EVEN SO, the nagging question remains: Who will pick up the slack of Manhattan’s three driving office tenants?

“There is a real conundrum,” said Robert Freedman, executive chairman of Williams Real Estate, a First Service Company. “It’s not like there are pat, simplistic answers. This is so fundamental that a lot of people just say we’ll work through it, we’ve done it before, we don’t exactly know how. … I am more and more convinced it is through what will be a new … sector of the economy, which is sustainability.”

Others, like Mr. Fiddle of CBRE, believe that the tenant base will remain the same, if in a slightly altered form: “We don’t necessarily think the [financial services] industry will go away.
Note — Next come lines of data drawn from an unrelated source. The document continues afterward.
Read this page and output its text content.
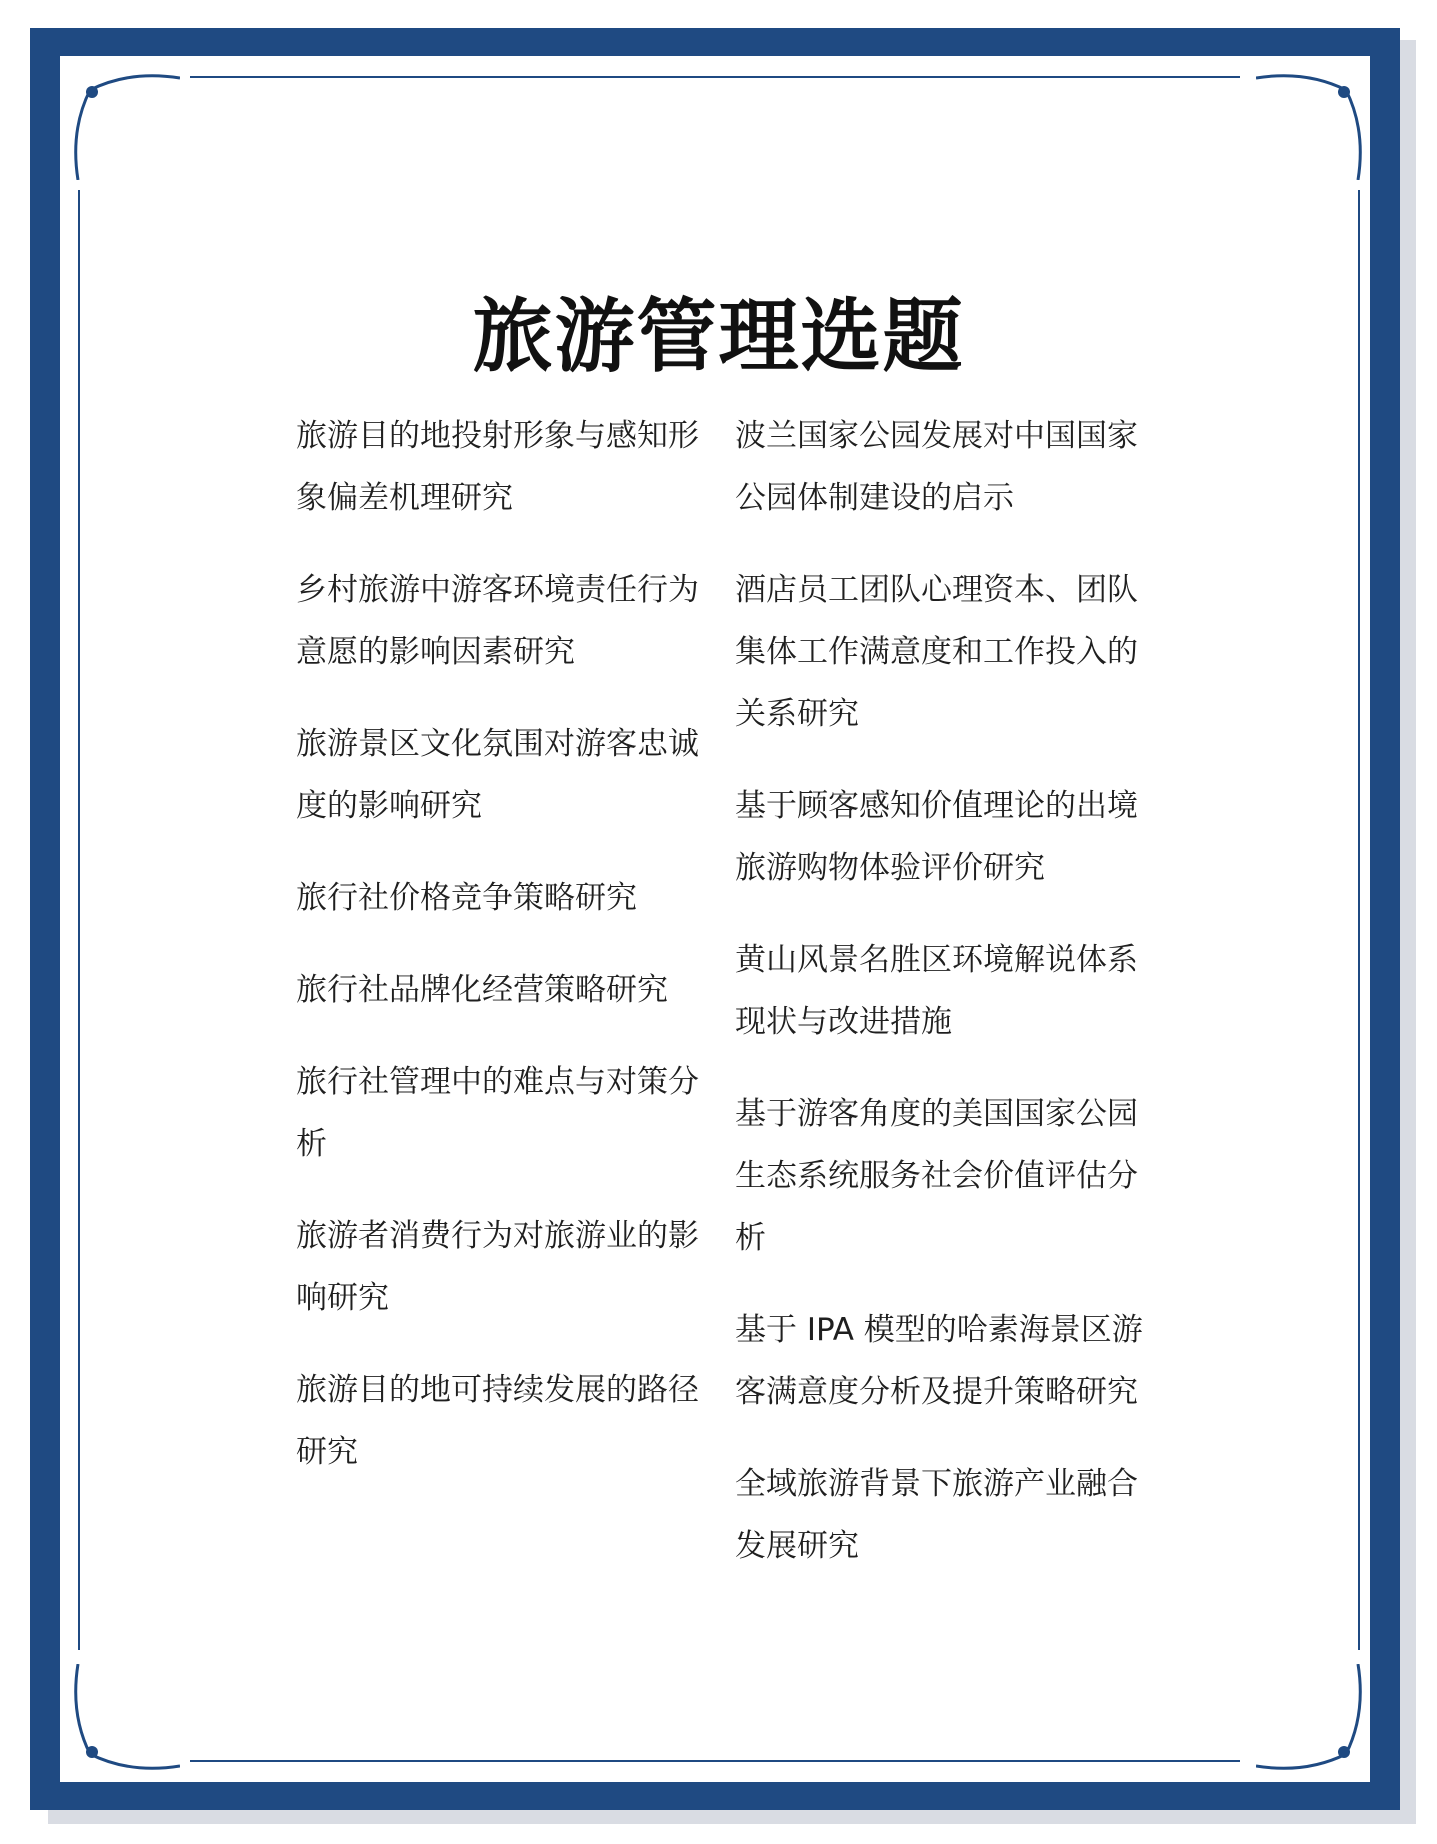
旅游管理选题
旅游目的地投射形象与感知形象偏差机理研究
乡村旅游中游客环境责任行为意愿的影响因素研究
旅游景区文化氛围对游客忠诚度的影响研究
旅行社价格竞争策略研究
旅行社品牌化经营策略研究
旅行社管理中的难点与对策分析
旅游者消费行为对旅游业的影响研究
旅游目的地可持续发展的路径研究
波兰国家公园发展对中国国家公园体制建设的启示
酒店员工团队心理资本、团队集体工作满意度和工作投入的关系研究
基于顾客感知价值理论的出境旅游购物体验评价研究
黄山风景名胜区环境解说体系现状与改进措施
基于游客角度的美国国家公园生态系统服务社会价值评估分析
基于 IPA 模型的哈素海景区游客满意度分析及提升策略研究
全域旅游背景下旅游产业融合发展研究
Certainly, companies will go away. But if we fast-forward a few years, a lot of new firms will form.”

Mr. Fiddle pointed out that while financial firms are the biggest contributors to the sublease pool, they’re also sopping up some sublease space. In recent months, financial firms have signed 44 leases for sublease space, in contrast to the second biggest taker, law firms, which have signed 20. But, tellingly, the 44 deals comprised only 9,850 square feet, compared to the law firms’ 24,300 square feet. In other words, the new financial firms appear to be small.

Yet, Cushman & Wakefield executive vice president Dale Schlather said that those smaller firms will certainly grow with time.

“I think all these guys getting laid off, they’re plenty smart and they shouldn’t really be laid off, but the world is what is it,” he said. “They’re not going to give up, and with the Goldman Sachses and Morgan Stanleys turning into banks, I think you’ll see a lot more smaller boutique investment advisory companies that will be fee-driven, not equity-driven. They’ll be smaller firms, and then [they] will get bigger.”